We begin, therefore, to see that the task of union with Reality will involve certain stages of preparation as well as stages of attainment; and these stages of preparation—for some disinterested souls easy and rapid, for others long and full of pain—may be grouped under two heads. First, the disciplining and simplifying of the attention, which is the essence of Recollection. Next, the disciplining and simplifying of the affections and will, the orientation of the heart; which is sometimes called by the formidable name of Purgation. So the practical mysticism of the plain man will best be grasped by him as a five-fold scheme of training and growth: in which the first two stages prepare the self for union with Reality, and the last three unite it successively with the World of Becoming, the World of Being, and finally with that Ultimate Fact which the philosopher calls the Absolute and the religious mystic calls God.
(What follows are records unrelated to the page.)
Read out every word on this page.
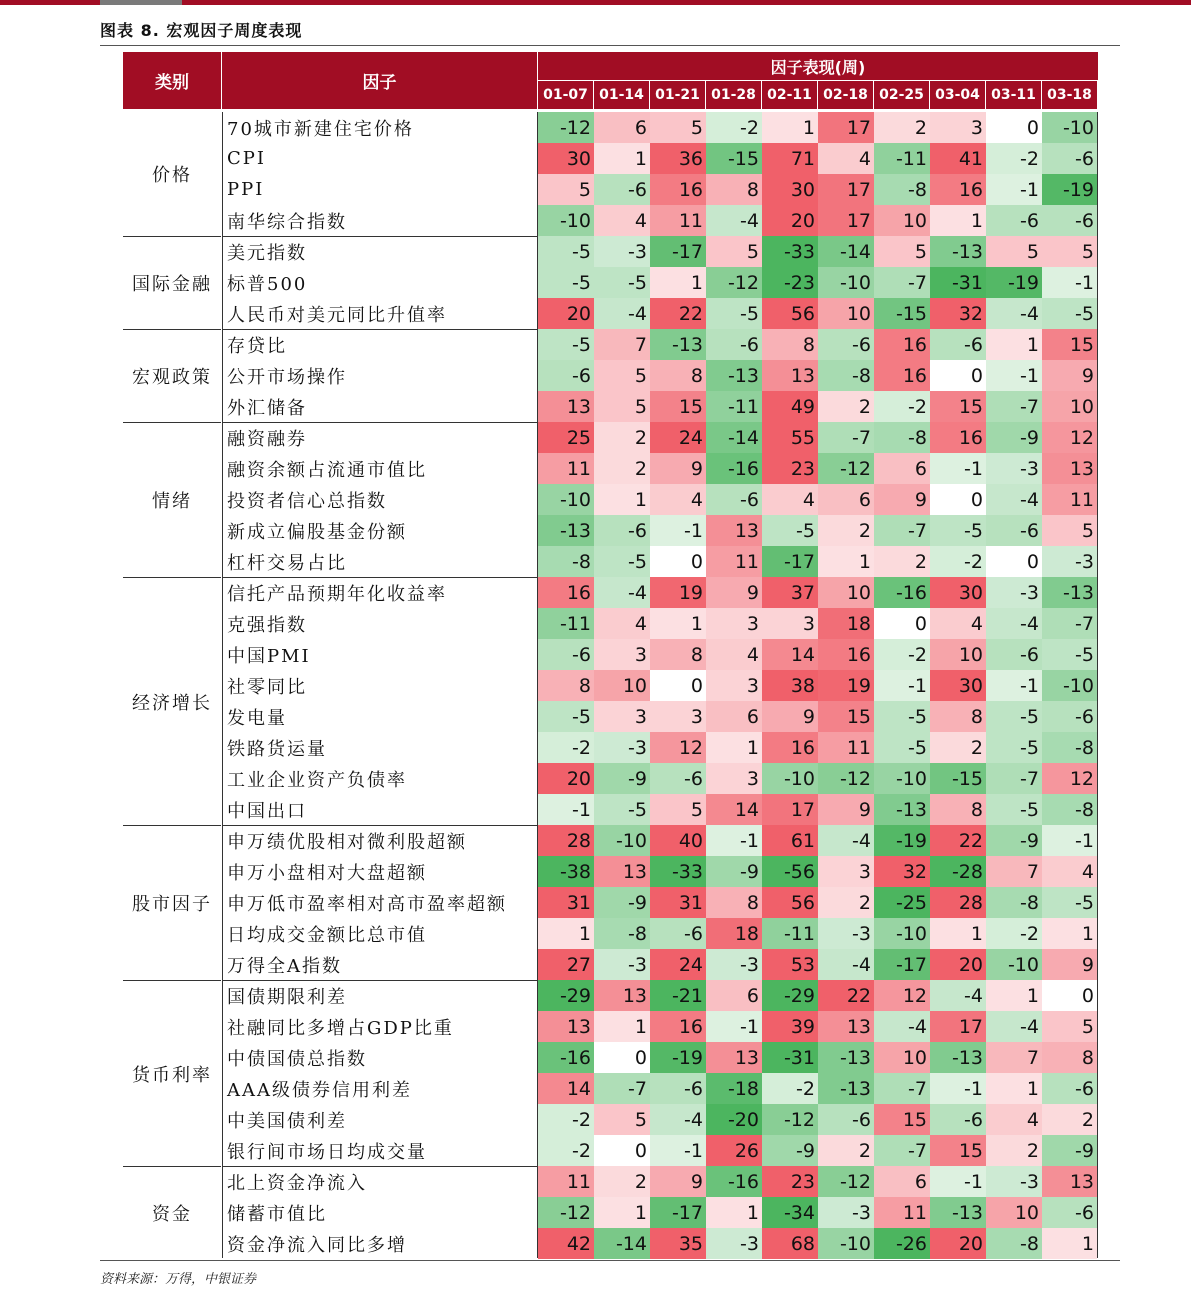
图表 8. 宏观因子周度表现
类别	因子
因子表现(周)
01-07 01-14 01-21 01-28 02-11 02-18 02-25 03-04 03-11 03-18
价格
70城市新建住宅价格	-12	6	5	-2	1	17	2	3	0	-10
CPI	30	1	36	-15	71	4	-11	41	-2	-6
PPI	5	-6	16	8	30	17	-8	16	-1	-19
南华综合指数	-10	4	11	-4	20	17	10	1	-6	-6
国际金融
美元指数	-5	-3	-17	5	-33	-14	5	-13	5	5
标普500	-5	-5	1	-12	-23	-10	-7	-31	-19	-1
人民币对美元同比升值率	20	-4	22	-5	56	10	-15	32	-4	-5
宏观政策
存贷比	-5	7	-13	-6	8	-6	16	-6	1	15
公开市场操作	-6	5	8	-13	13	-8	16	0	-1	9
外汇储备	13	5	15	-11	49	2	-2	15	-7	10
情绪
融资融券	25	2	24	-14	55	-7	-8	16	-9	12
融资余额占流通市值比	11	2	9	-16	23	-12	6	-1	-3	13
投资者信心总指数	-10	1	4	-6	4	6	9	0	-4	11
新成立偏股基金份额	-13	-6	-1	13	-5	2	-7	-5	-6	5
杠杆交易占比	-8	-5	0	11	-17	1	2	-2	0	-3
经济增长
信托产品预期年化收益率	16	-4	19	9	37	10	-16	30	-3	-13
克强指数	-11	4	1	3	3	18	0	4	-4	-7
中国PMI	-6	3	8	4	14	16	-2	10	-6	-5
社零同比	8	10	0	3	38	19	-1	30	-1	-10
发电量	-5	3	3	6	9	15	-5	8	-5	-6
铁路货运量	-2	-3	12	1	16	11	-5	2	-5	-8
工业企业资产负债率	20	-9	-6	3	-10	-12	-10	-15	-7	12
中国出口	-1	-5	5	14	17	9	-13	8	-5	-8
股市因子
申万绩优股相对微利股超额	28	-10	40	-1	61	-4	-19	22	-9	-1
申万小盘相对大盘超额	-38	13	-33	-9	-56	3	32	-28	7	4
申万低市盈率相对高市盈率超额	31	-9	31	8	56	2	-25	28	-8	-5
日均成交金额比总市值	1	-8	-6	18	-11	-3	-10	1	-2	1
万得全A指数	27	-3	24	-3	53	-4	-17	20	-10	9
货币利率
国债期限利差	-29	13	-21	6	-29	22	12	-4	1	0
社融同比多增占GDP比重	13	1	16	-1	39	13	-4	17	-4	5
中债国债总指数	-16	0	-19	13	-31	-13	10	-13	7	8
AAA级债券信用利差	14	-7	-6	-18	-2	-13	-7	-1	1	-6
中美国债利差	-2	5	-4	-20	-12	-6	15	-6	4	2
银行间市场日均成交量	-2	0	-1	26	-9	2	-7	15	2	-9
资金
北上资金净流入	11	2	9	-16	23	-12	6	-1	-3	13
储蓄市值比	-12	1	-17	1	-34	-3	11	-13	10	-6
资金净流入同比多增	42	-14	35	-3	68	-10	-26	20	-8	1
资料来源：万得，中银证券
CHAPTER IV. MEDITATION AND RECOLLECTION
Recollection, the art which the practical man is now invited to learn, is in essence no more and no less than the subjection of the attention to the control of the will. It is not, therefore, a purely mystical activity. In one form or another it is demanded of all who would get control of their own mental processes; and does or should represent the first great step in the education of the human consciousness. So slothful, however, is man in all that concerns his higher faculties, that few deliberately undertake this education at all. They are content to make their contacts with things by a vague, unregulated power, ever apt to play truant, ever apt to fail them. Unless they be spurred to it by that passion for ultimate things which expresses itself in religion, philosophy, or art, they seldom learn the secret of a voluntary concentration of the mind.